N° 1020 | Le 26 mai 2011 | Jacques Trémintin | Critiques de livres (accès libre)

Handicaps et sociétés dans l’histoire

Franck Collard & Evelyne Samama


éd. L’harmattan, 2010 (223 p. ; 22 €) | Commander ce livre

Thème : Handicapés

La permanence de la présence du handicap à travers l’histoire est liée aux aléas intemporels de l’existence : guerres, affections congénitales, pathologies évolutives, accidents du travail ont toujours existé, produisant leur quota d’invalides. Sauf quand elles étaient exposées à la naissance et ne survivaient pas, la présence de personnes diminuées est attestée de tout temps. Ce qui ne signifie pas que leur sort ait été forcément toujours enviable. L’apitoiement secourable, la compassion ou l’assistance voisinèrent avec le soupçon d’une malédiction divine ou la suspicion d’une mise en scène pour vivre aux crochets de la société.

La Grèce antique, associant beauté physique et beauté morale, dévalorisait ceux qui étaient atteints d’un handicap : la perte d’un œil, d’une main ou le fait de boiter atteignant l’honorabilité. Ce qui ne les empêchait pas d’être mobilisés quand la cité était en danger. La première pension aux invalides tant militaires que civils est conçue par la République d’Athènes. À Rome, les citoyens préfèrent cacher leur infirmité. La prise en charge de la lèpre donnera lieu à toutes les solutions intermédiaires, entre la libre circulation et l’enfermement dans des léproseries.

La civilisation musulmane semble plus bienveillante à l’égard des infirmes, sans que l’on sache mesurer l’application concrète des proclamations théologiques. Le Moyen-Age européen distingue entre un état transitoire (maladie) et incurable (handicap). Les invalides ne sont pas acceptés dans les premiers hôpitaux, car les charges qu’ils représentent sont permanentes. La littérature est discrète sur leur sort. Seules les pièces de théâtre les font apparaître. Mais on ne sait pas ce que deviennent les blessés et estropiés souvent décrits dans des récits de batailles. Si la solidarité familiale est essentielle, il est fréquent de les voir mendier pour tenter de survivre.

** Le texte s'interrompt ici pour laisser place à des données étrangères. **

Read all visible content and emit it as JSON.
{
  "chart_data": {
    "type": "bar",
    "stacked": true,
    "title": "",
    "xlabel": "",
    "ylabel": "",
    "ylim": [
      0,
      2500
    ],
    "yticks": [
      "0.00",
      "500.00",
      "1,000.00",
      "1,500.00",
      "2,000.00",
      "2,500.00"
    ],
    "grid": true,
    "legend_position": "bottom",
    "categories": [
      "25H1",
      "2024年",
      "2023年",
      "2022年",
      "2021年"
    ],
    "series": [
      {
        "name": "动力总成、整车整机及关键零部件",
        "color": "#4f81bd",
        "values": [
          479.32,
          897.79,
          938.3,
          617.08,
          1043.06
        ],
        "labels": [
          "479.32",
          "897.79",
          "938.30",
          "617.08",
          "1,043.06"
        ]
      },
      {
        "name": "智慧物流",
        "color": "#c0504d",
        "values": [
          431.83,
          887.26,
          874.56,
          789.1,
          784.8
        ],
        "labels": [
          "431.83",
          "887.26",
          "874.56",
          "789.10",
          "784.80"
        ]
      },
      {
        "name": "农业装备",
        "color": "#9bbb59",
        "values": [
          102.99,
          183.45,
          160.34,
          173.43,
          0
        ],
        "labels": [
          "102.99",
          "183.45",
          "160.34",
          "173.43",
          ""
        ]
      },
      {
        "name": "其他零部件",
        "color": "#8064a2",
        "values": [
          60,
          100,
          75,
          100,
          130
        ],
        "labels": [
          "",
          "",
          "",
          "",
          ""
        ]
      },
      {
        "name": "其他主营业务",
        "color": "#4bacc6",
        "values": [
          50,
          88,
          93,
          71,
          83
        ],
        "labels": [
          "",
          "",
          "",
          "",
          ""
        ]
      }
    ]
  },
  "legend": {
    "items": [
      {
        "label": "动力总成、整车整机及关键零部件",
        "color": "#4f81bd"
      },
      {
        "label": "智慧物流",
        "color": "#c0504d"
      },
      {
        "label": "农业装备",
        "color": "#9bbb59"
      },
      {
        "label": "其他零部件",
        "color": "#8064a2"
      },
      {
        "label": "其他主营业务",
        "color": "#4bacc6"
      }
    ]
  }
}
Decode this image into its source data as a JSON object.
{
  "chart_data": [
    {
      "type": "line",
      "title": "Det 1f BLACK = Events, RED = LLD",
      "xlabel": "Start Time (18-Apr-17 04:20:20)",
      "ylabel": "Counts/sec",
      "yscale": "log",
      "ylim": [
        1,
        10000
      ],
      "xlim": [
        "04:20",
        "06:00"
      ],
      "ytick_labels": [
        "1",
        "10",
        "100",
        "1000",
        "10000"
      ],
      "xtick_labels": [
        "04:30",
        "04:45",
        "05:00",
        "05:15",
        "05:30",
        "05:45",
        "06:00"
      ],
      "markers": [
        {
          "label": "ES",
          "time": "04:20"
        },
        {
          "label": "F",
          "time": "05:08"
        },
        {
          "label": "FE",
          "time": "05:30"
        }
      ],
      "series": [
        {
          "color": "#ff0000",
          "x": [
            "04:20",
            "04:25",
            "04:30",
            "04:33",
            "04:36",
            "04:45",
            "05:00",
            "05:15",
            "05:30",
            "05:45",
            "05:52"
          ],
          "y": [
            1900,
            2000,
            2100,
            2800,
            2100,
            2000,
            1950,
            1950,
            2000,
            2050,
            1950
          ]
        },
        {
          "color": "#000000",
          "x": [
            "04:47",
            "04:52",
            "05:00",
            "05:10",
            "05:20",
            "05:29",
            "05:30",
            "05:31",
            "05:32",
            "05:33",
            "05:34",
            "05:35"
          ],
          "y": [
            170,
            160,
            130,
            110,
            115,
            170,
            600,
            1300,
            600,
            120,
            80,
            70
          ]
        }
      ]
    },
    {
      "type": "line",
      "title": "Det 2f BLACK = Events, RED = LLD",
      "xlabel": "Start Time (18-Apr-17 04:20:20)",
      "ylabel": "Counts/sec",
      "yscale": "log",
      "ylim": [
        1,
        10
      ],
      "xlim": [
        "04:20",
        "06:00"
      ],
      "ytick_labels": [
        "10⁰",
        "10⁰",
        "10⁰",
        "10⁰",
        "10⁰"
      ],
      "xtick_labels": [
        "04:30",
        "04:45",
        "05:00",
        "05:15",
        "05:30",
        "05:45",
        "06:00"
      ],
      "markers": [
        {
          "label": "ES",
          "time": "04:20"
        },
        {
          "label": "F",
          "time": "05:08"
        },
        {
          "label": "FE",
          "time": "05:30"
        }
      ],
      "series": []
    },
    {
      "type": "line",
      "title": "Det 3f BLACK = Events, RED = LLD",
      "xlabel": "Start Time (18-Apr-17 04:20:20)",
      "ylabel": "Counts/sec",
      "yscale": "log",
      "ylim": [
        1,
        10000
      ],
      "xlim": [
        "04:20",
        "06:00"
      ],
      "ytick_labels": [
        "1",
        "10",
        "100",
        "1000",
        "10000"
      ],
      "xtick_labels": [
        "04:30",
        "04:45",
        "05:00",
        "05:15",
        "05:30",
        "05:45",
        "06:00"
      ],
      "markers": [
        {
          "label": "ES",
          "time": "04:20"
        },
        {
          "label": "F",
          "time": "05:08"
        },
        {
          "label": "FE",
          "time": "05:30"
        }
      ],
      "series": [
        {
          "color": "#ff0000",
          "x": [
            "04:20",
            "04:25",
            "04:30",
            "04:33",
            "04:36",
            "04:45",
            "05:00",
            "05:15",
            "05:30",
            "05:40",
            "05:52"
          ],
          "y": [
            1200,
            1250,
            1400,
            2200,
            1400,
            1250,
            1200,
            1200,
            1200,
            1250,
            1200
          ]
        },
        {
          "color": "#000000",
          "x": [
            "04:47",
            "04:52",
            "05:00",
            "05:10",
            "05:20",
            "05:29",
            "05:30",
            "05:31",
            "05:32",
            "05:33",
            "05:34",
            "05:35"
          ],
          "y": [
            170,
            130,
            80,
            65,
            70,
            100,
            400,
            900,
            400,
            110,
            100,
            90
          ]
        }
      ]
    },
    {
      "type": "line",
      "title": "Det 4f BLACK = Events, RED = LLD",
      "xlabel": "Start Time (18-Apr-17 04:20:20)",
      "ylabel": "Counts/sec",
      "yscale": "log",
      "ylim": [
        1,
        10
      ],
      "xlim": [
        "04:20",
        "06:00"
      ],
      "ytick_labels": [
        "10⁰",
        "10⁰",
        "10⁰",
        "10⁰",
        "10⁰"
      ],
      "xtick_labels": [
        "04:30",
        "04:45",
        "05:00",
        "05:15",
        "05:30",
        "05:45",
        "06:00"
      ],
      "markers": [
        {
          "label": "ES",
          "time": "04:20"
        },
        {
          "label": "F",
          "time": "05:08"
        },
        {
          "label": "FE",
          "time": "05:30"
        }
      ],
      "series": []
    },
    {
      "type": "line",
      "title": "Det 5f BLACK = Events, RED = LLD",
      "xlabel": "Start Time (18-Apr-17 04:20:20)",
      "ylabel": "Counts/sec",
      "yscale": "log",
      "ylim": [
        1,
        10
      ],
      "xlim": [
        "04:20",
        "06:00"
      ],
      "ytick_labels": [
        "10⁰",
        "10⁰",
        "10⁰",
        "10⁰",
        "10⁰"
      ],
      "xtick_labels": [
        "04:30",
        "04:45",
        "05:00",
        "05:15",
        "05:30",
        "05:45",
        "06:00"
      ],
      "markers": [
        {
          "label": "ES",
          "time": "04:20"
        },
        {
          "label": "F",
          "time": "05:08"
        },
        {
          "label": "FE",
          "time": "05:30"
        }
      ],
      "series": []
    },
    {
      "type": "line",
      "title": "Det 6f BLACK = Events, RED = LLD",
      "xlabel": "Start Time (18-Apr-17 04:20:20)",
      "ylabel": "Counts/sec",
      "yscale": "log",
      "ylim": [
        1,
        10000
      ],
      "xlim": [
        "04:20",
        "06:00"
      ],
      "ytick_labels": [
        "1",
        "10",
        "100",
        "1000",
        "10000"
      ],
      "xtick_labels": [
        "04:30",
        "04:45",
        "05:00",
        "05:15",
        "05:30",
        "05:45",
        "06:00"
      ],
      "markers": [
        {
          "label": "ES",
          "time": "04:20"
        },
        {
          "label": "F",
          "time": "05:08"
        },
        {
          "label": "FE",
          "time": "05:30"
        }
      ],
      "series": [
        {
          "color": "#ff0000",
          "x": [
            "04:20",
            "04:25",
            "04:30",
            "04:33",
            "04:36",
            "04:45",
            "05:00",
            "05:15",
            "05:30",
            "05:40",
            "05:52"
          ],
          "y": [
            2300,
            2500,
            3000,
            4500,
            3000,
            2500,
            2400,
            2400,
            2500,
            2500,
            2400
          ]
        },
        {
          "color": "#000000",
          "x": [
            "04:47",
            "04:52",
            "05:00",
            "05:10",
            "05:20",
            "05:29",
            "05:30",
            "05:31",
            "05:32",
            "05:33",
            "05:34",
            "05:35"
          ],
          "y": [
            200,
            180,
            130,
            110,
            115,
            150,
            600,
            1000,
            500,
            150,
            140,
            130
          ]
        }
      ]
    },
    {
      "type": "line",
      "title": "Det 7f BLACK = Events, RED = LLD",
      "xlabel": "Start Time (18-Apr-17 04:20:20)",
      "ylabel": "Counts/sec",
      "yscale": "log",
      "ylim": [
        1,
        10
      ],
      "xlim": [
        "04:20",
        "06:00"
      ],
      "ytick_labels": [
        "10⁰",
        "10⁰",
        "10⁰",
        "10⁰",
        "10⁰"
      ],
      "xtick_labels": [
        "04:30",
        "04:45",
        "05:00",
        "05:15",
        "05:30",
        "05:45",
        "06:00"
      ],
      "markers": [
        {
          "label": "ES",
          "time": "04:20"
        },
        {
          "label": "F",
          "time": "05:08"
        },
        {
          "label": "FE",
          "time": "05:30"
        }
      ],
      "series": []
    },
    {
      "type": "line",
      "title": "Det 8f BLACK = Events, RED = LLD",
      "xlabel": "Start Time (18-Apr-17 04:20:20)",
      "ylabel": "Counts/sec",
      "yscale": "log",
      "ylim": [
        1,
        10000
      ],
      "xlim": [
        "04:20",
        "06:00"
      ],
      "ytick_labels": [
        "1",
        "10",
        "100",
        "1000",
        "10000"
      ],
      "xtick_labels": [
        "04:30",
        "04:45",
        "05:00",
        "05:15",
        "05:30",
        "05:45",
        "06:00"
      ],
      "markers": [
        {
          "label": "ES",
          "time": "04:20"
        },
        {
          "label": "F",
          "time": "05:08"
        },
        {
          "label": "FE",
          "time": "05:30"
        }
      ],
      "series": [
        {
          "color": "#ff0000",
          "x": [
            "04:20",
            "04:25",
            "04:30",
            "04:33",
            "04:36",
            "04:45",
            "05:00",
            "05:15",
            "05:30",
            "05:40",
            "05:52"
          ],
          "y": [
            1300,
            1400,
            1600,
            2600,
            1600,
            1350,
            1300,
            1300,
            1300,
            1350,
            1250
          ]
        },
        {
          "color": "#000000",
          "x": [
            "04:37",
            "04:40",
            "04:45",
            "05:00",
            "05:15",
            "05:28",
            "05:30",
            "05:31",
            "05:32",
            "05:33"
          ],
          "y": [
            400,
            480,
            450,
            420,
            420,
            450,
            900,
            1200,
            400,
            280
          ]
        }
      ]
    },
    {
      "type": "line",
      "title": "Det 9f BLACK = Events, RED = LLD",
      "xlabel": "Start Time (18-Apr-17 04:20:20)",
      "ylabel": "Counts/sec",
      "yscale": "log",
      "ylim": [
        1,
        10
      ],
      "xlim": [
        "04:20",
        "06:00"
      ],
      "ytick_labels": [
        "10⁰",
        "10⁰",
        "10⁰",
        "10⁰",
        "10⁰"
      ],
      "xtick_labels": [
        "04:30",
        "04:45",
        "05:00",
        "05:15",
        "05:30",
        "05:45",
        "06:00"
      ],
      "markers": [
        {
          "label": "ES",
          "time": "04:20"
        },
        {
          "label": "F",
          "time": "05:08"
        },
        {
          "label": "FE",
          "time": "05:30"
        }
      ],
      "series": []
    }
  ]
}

Jusqu’au règne de Louis XIV, les souverains du royaume de France ont oscillé entre quatre politiques : imposer aux abbayes l’entretien des mutilés, les gratifier d’une pension, les affecter à des tâches de gardes passives ou les accueillir dans une institution particulière. Le Roi Soleil décide, en 1670, de créer à la fois un hôpital et une maison de retraite : ce sera l’Hôtel royal des Invalides. L’établissement pour vieux soldats fonctionne comme une caserne et dispose d’activités manufacturières. Victime de son succès, il restreindra les conditions d’accès, passant de 6 à 20 ans de service actif pour y être admis. Souvent imitée à l’étranger, cette création constitue la première immixtion de l’État dans une charité jusque-là monopole de l’Église, initiative qui ne cessera ensuite d’essaimer.